The invasive Aedes mosquitoes, are able to spread zika, dengue, chikungunya and yellow fever viruses. These mosquitoes continue to spread and are now established in 12 counties in the Central Valley and Southern California. With thousands of international travelers arriving or returning to California each year from areas where these viruses regularly occur, the potential for local transmission of imported diseases in the state is increasing. The arrival of a single traveler with an active infection into an area with invasive mosquitoes opens the door for these diseases to spread.
The Turlock Mosquito Abatement District will be conducting aerial photography to identify neglected pools, will be occurring the week of April 22. This service aids the District in identifying pools which can potentially produce mosquitoes capable of transmitting viruses.
There are two mosquito abatement districts to serve residents in Stanislaus County. Residents north of the Tuolumne River should contact the Eastside Mosquito Abatement District at (209) 522-4098. Residents south of the Tuolumne River should contact the Turlock Mosquito Abatement District at turlockmosquito.org or (209) 634-1234.
To minimize exposure to mosquitoes, people are advised to:
• Apply insect repellent containing EPA-registered
active ingredients, including DEET, picaradin, oil of lemon eucalyptus, or
IR3535, according to label instructions. Repellents keep mosquitoes from
biting. DEET can be used safely on infants and children 2 months of age and
• Dress in loose-fitting long sleeves and pants.
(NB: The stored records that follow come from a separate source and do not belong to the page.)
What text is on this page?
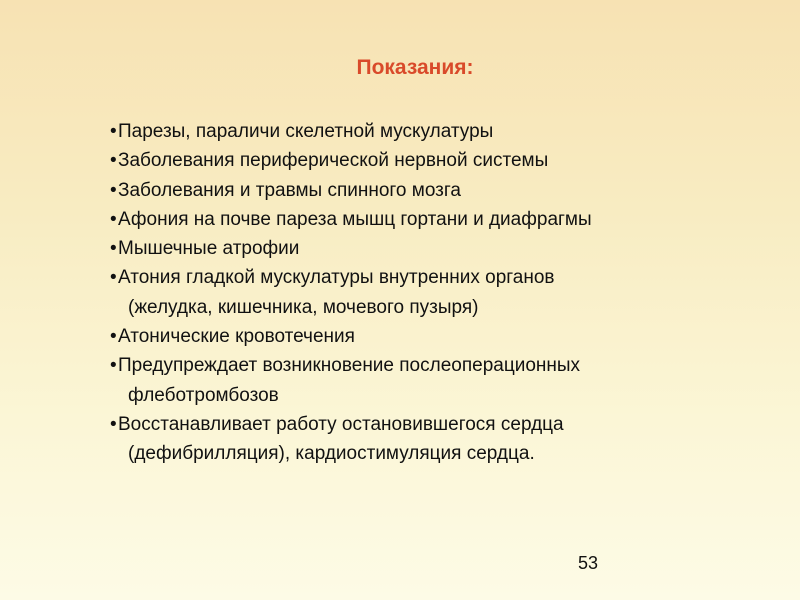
Показания:
•Парезы, параличи скелетной мускулатуры
•Заболевания периферической нервной системы
•Заболевания и травмы спинного мозга
•Афония на почве пареза мышц гортани и диафрагмы
•Мышечные атрофии
•Атония гладкой мускулатуры внутренних органов
(желудка, кишечника, мочевого пузыря)
•Атонические кровотечения
•Предупреждает возникновение послеоперационных
флеботромбозов
•Восстанавливает работу остановившегося сердца
(дефибрилляция), кардиостимуляция сердца.
53
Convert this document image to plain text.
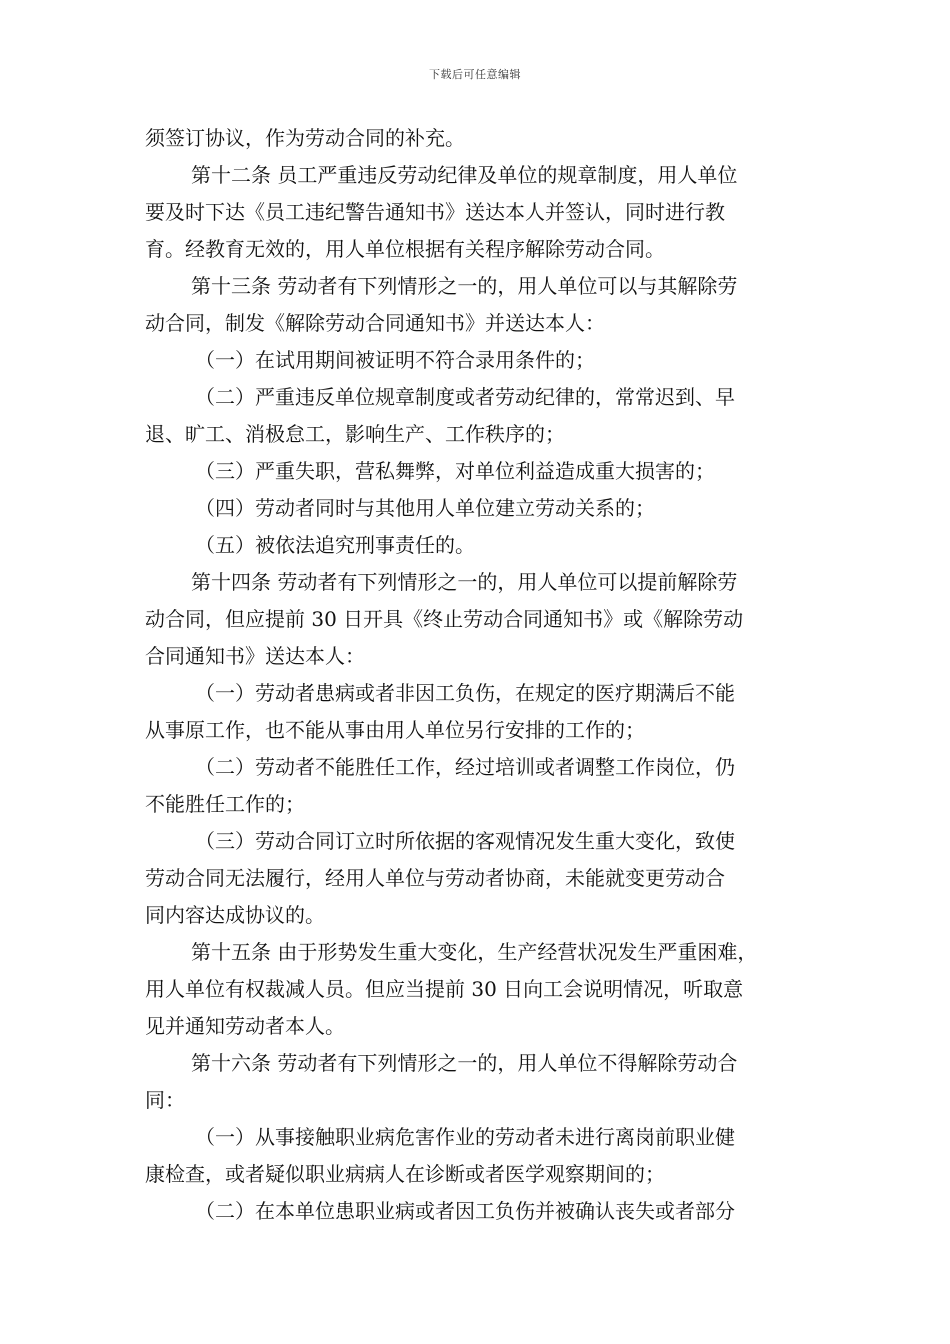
下载后可任意编辑
须签订协议，作为劳动合同的补充。
第十二条 员工严重违反劳动纪律及单位的规章制度，用人单位
要及时下达《员工违纪警告通知书》送达本人并签认，同时进行教
育。经教育无效的，用人单位根据有关程序解除劳动合同。
第十三条 劳动者有下列情形之一的，用人单位可以与其解除劳
动合同，制发《解除劳动合同通知书》并送达本人：
（一）在试用期间被证明不符合录用条件的；
（二）严重违反单位规章制度或者劳动纪律的，常常迟到、早
退、旷工、消极怠工，影响生产、工作秩序的；
（三）严重失职，营私舞弊，对单位利益造成重大损害的；
（四）劳动者同时与其他用人单位建立劳动关系的；
（五）被依法追究刑事责任的。
第十四条 劳动者有下列情形之一的，用人单位可以提前解除劳
动合同，但应提前 30 日开具《终止劳动合同通知书》或《解除劳动
合同通知书》送达本人：
（一）劳动者患病或者非因工负伤，在规定的医疗期满后不能
从事原工作，也不能从事由用人单位另行安排的工作的；
（二）劳动者不能胜任工作，经过培训或者调整工作岗位，仍
不能胜任工作的；
（三）劳动合同订立时所依据的客观情况发生重大变化，致使
劳动合同无法履行，经用人单位与劳动者协商，未能就变更劳动合
同内容达成协议的。
第十五条 由于形势发生重大变化，生产经营状况发生严重困难，
用人单位有权裁减人员。但应当提前 30 日向工会说明情况，听取意
见并通知劳动者本人。
第十六条 劳动者有下列情形之一的，用人单位不得解除劳动合
同：
（一）从事接触职业病危害作业的劳动者未进行离岗前职业健
康检查，或者疑似职业病病人在诊断或者医学观察期间的；
（二）在本单位患职业病或者因工负伤并被确认丧失或者部分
• Install screens on windows and doors and keep them in good repair.
• Eliminate all sources of standing water on your property, including in flower pots, old tires, buckets, pet dishes and trash cans.
• Repair leaking faucets and broken sprinklers.
• Clean rain gutters clogged with leaves.
• Report neglected swimming pools and day-biting mosquitoes to your local mosquito and vector control agency.